Christoph Blocher et Dieter Böhmdorfer qui, avant de devenir ministre autrichien de la Justice, était l’avocat de Jörg Haider, chef de file de l’extrême droite autrichienne. Keystone / Zak
Les rapports entre la Suisse et l’Autriche n’ont pas toujours été si amicaux. En effet, c’est en défiant l’Empire des Habsbourg que les Confédérés ont forgé leur identité nationale. Une identité aujourd’hui si chère à Christoph Blocher. Oubliées les vieilles inimitiés, les deux pays alpins cultivent «une très bonne relation», comme l’a souligné hier à Vienne le chef du Département fédéral de justice et police. Pour son premier voyage officiel à l’étranger, le chef de file de l’UDC a donc choisi l’Autriche: «C’est un petit pays avec des problèmes similaires aux nôtres.» Le choc culturel a été d’autant moins grand que les ministres rencontrés sur place, Dieter Böhmdorfer, du parti national-populiste FPÖ, et Ernst Strasser, du parti conservateur de droite ÖVP, ont tous deux une vision politique proche de celle de Christoph Blocher.

Wagner en prélude

Arrivé dimanche soir à Vienne avec un vol régulier de la compagnie Swiss, «par souci d’économies», Christoph Blocher a commencé sa visite viennoise par la Staatsoper en assistant à la représentation de Tristan et Iseult, un opéra de Wagner. Le conseiller fédéral et sa femme Silvia ont en effet été invités à titre privé par Dieter Böhmdorfer. Avant de devenir ministre autrichien de la Justice, ce dernier était l’avocat de Jörg Haider, chef de file de l’extrême droite autrichienne.

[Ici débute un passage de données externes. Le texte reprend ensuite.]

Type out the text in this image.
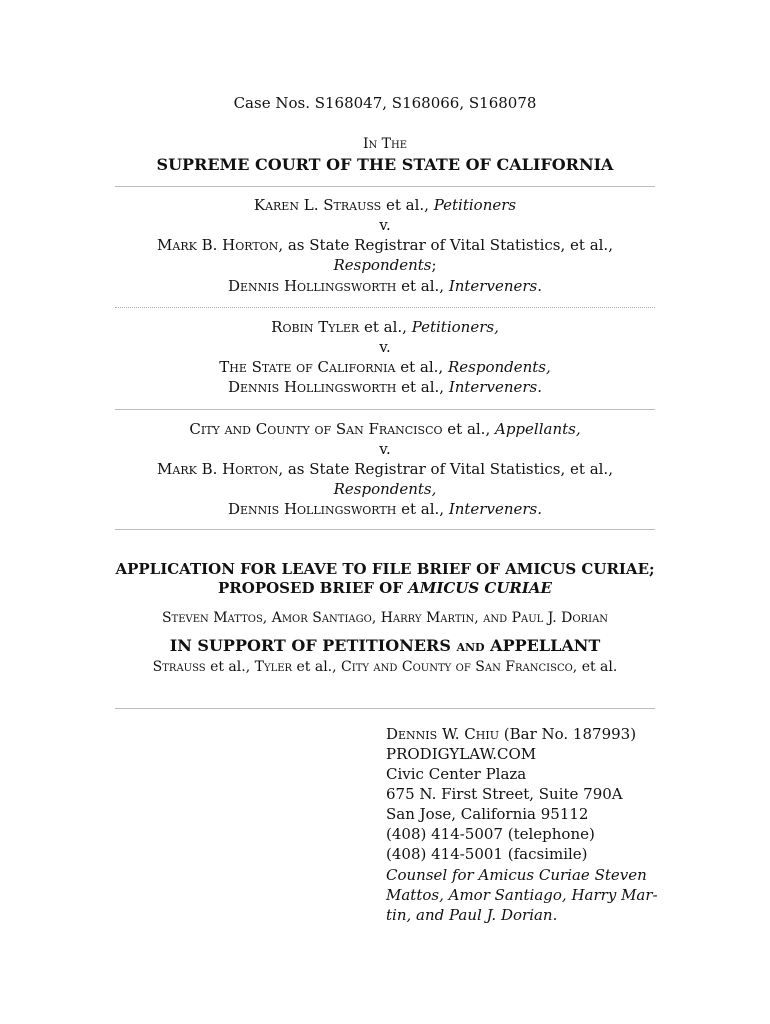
Case Nos. S168047, S168066, S168078
In The
SUPREME COURT OF THE STATE OF CALIFORNIA
Karen L. Strauss et al., Petitioners
v.
Mark B. Horton, as State Registrar of Vital Statistics, et al.,
Respondents;
Dennis Hollingsworth et al., Interveners.
Robin Tyler et al., Petitioners,
v.
The State of California et al., Respondents,
Dennis Hollingsworth et al., Interveners.
City and County of San Francisco et al., Appellants,
v.
Mark B. Horton, as State Registrar of Vital Statistics, et al.,
Respondents,
Dennis Hollingsworth et al., Interveners.
APPLICATION FOR LEAVE TO FILE BRIEF OF AMICUS CURIAE;
PROPOSED BRIEF OF AMICUS CURIAE
Steven Mattos, Amor Santiago, Harry Martin, and Paul J. Dorian
IN SUPPORT OF PETITIONERS and APPELLANT
Strauss et al., Tyler et al., City and County of San Francisco, et al.
Dennis W. Chiu (Bar No. 187993)
PRODIGYLAW.COM
Civic Center Plaza
675 N. First Street, Suite 790A
San Jose, California 95112
(408) 414-5007 (telephone)
(408) 414-5001 (facsimile)
Counsel for Amicus Curiae Steven
Mattos, Amor Santiago, Harry Mar-
tin, and Paul J. Dorian.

La visite de courtoisie du Zurichois n’avait pas comme unique but de soigner les relations entre les deux voisins, mais aussi d’aborder quelques thèmes politiques précis. Hier matin, le conseiller fédéral a notamment discuté avec le ministre de la Justice du projet de délocalisation des prisons dans les pays «sources de criminalité» (lire encadré). La deuxième réunion de la journée, menée cette fois-ci avec Ernst Strasser, le ministre autrichien de l’Intérieur, a été centrée sur les questions de coopération policière entre les deux pays, la lutte contre le terrorisme et l’élargissement à l’Est de l’Union européenne. Les discussions ont porté également sur la question des frontières extérieures de Schengen. Les deux ministres se sont accordés à reconnaître qu’une collaboration policière étroite s’imposait. Celle-ci sera encore renforcée entre l’Autriche et la Suisse, principalement en ce qui concerne l’échange de données. Les deux ministres ont également évoqué l’état des préparatifs de l’Euro 2008, qui se déroulent comme prévu.

Attitude surprenante

Pour la première visite officielle de Christoph Blocher, les médias autrichiens se sont montrés très attentifs. «La Suisse est très appréciée en Autriche», a expliqué une journaliste de Vienne. En revanche, les médias semblaient avoir du mal à comprendre les velléités isolationnistes des Suisses. «Lorsque vous voyez la croissance économique de l’Autriche, vous ne regrettez pas de n’avoir pas adhéré à l’Union européenne?» a demandé un journaliste. «Non. Car c’est une bonne solution pour l’Autriche mais pas pour la Suisse», a répondu le conseiller fédéral. Souvent comparé à Jörg Haider sur le plan des idées politiques, Christoph Blocher a également été interpellé sur l’ASIN dont il vient de démissionner en tant que président et qui se positionne ouvertement contre le Traité de Schengen. «Je ne suis pas ici pour défendre mes convictions personnelles», s’est-il contenté de préciser.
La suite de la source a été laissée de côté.